Warmly, Sj (talk) 23:39, 22 April 2020 (UTC)
Reply to Sj
Q: Language?
A: To start, Iffy.news will be US only. The language of suspect sites is English. The control group of US daily newspapers are mostly English, with a few in Spanish, Arabic, and several Asian languages. My index of those dailies is at NewsNetrics
Q: Evaluating sources based on their article?
A: The evals aren't of articles but of the credibility of the news publisher: the domain name, based on evals by trained reviewers (Media Bias/Fact Check, NewsGuard, etc.). My raw data or those unreliable sites is now in a spreadsheet: Iffy 2020-04.
Q: How much of the composite credibility score is built
A: None. Need first to determine the most accurate signals for distinguishing fake-news from fact-based news sites, that can be API-pulled (i.e., year online, Wikipedia article info). The hypothesis is outlined in the repo: CredScore. (Once we know the most accurate signals, we may throw some AI at it to get the best weight for each signal.)

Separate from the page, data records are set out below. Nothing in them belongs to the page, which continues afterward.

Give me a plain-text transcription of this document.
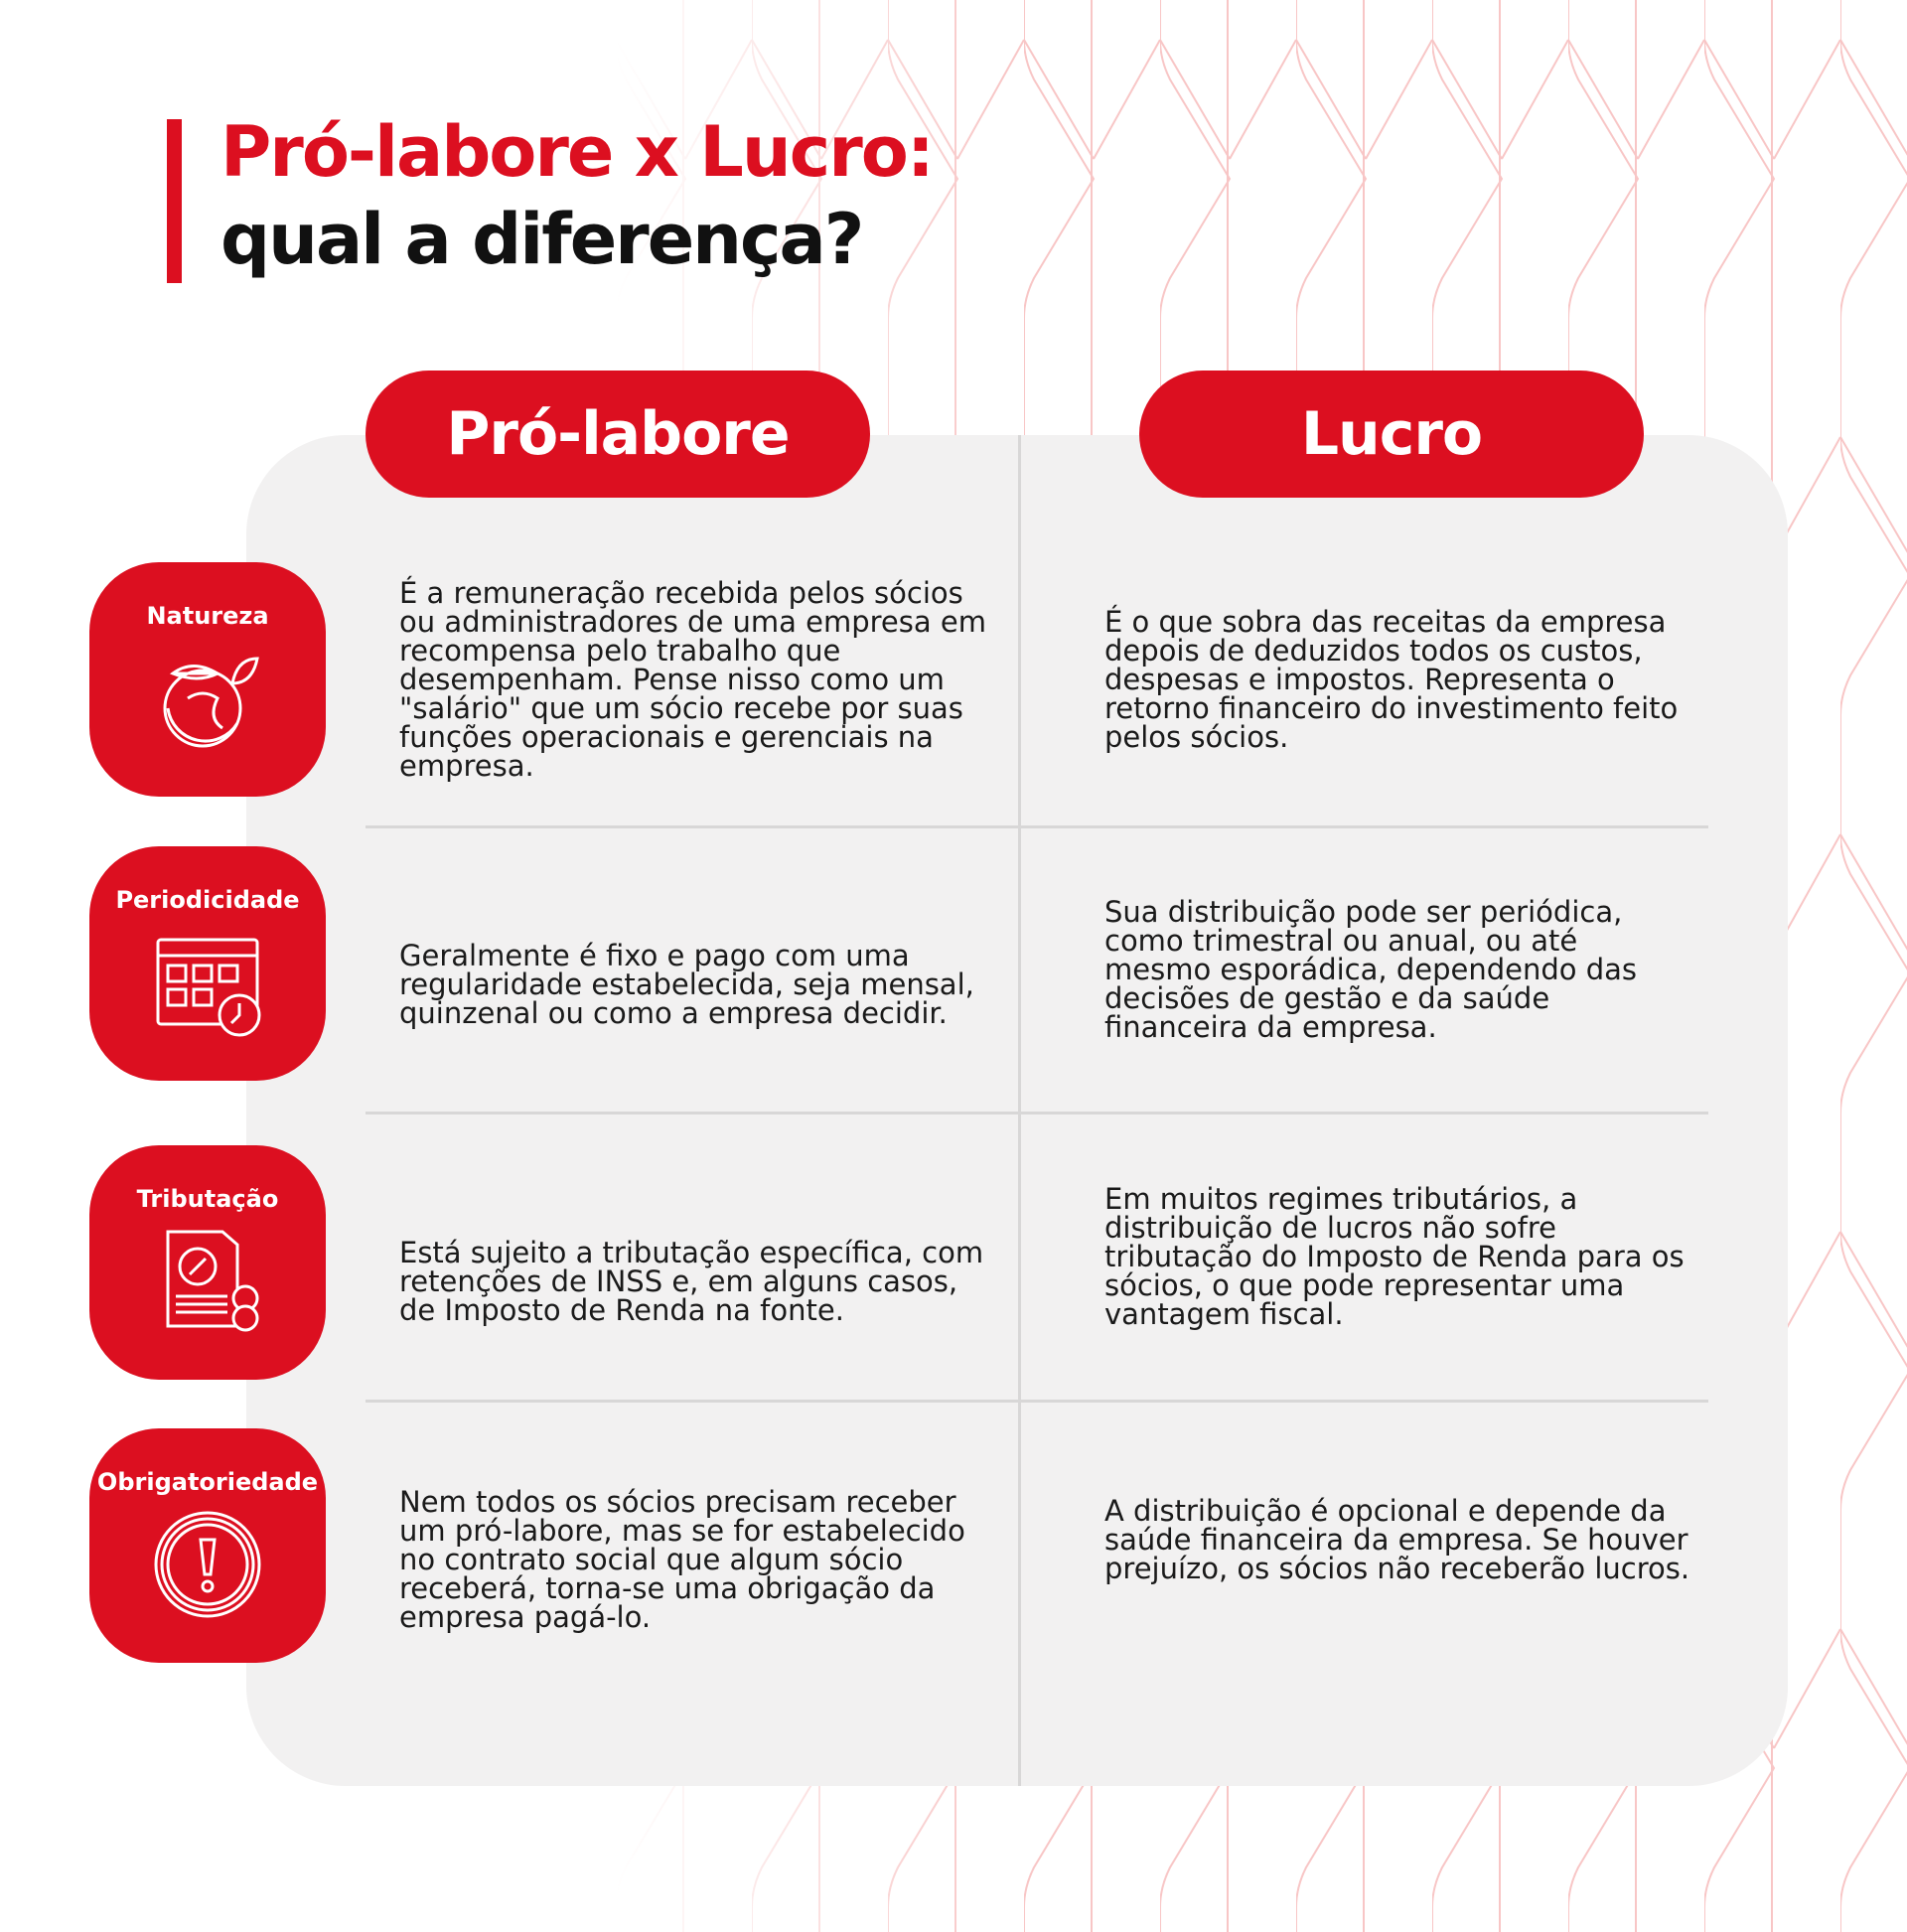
Pró-labore x Lucro:
qual a diferença?
Pró-labore	Lucro
Natureza
É a remuneração recebida pelos sócios ou administradores de uma empresa em recompensa pelo trabalho que desempenham. Pense nisso como um "salário" que um sócio recebe por suas funções operacionais e gerenciais na empresa.
É o que sobra das receitas da empresa depois de deduzidos todos os custos, despesas e impostos. Representa o retorno financeiro do investimento feito pelos sócios.
Periodicidade
Geralmente é fixo e pago com uma regularidade estabelecida, seja mensal, quinzenal ou como a empresa decidir.
Sua distribuição pode ser periódica, como trimestral ou anual, ou até mesmo esporádica, dependendo das decisões de gestão e da saúde financeira da empresa.
Tributação
Está sujeito a tributação específica, com retenções de INSS e, em alguns casos, de Imposto de Renda na fonte.
Em muitos regimes tributários, a distribuição de lucros não sofre tributação do Imposto de Renda para os sócios, o que pode representar uma vantagem fiscal.
Obrigatoriedade
Nem todos os sócios precisam receber um pró-labore, mas se for estabelecido no contrato social que algum sócio receberá, torna-se uma obrigação da empresa pagá-lo.
A distribuição é opcional e depende da saúde financeira da empresa. Se houver prejuízo, os sócios não receberão lucros.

Q: Experimented w/ data analysis based on the WP API? A: I've experimented with the Wikipedia API to confirm that using the news-site name (encoded) as search criteria often returns its article (if one exists), from which I can pull in its infobox, from which I can often machine-distinguish fake from fact publications. For instance, see the infoboxes at: https://en.wikipedia.org/wiki/Enid_News_%26_Eagle https://en.wikipedia.org/wiki/NewsPunch
For related projects I have scripts that regularly and programmatically pull, analyze, and present data from APIs, from sources like Alexa Web Information Service, BuiltWith, Google PageSpeed, Internet Archive, and WebpageTest.org (see my overview: APIs and Tools for fact-checking). I'll adapt these scripts to the Wikipedia API.
Q: How would you make the composite credibility assessments available? A: Step one would be presenting the data at the site and sharing the raw data via the site, which use the WordPress CMS, so can us its built-n REST API to output JSON. The data will also auto-import in a public Google spreadsheet, for folk who prefer data in that format. (I've configured sites and sheets to share similar data in other projects.)
If CredScore proves effective at auto-detecting fake news, with a high level of certainty. The next step might be browser extensions and advertising blacklists. Adaptable scripts for both already exist.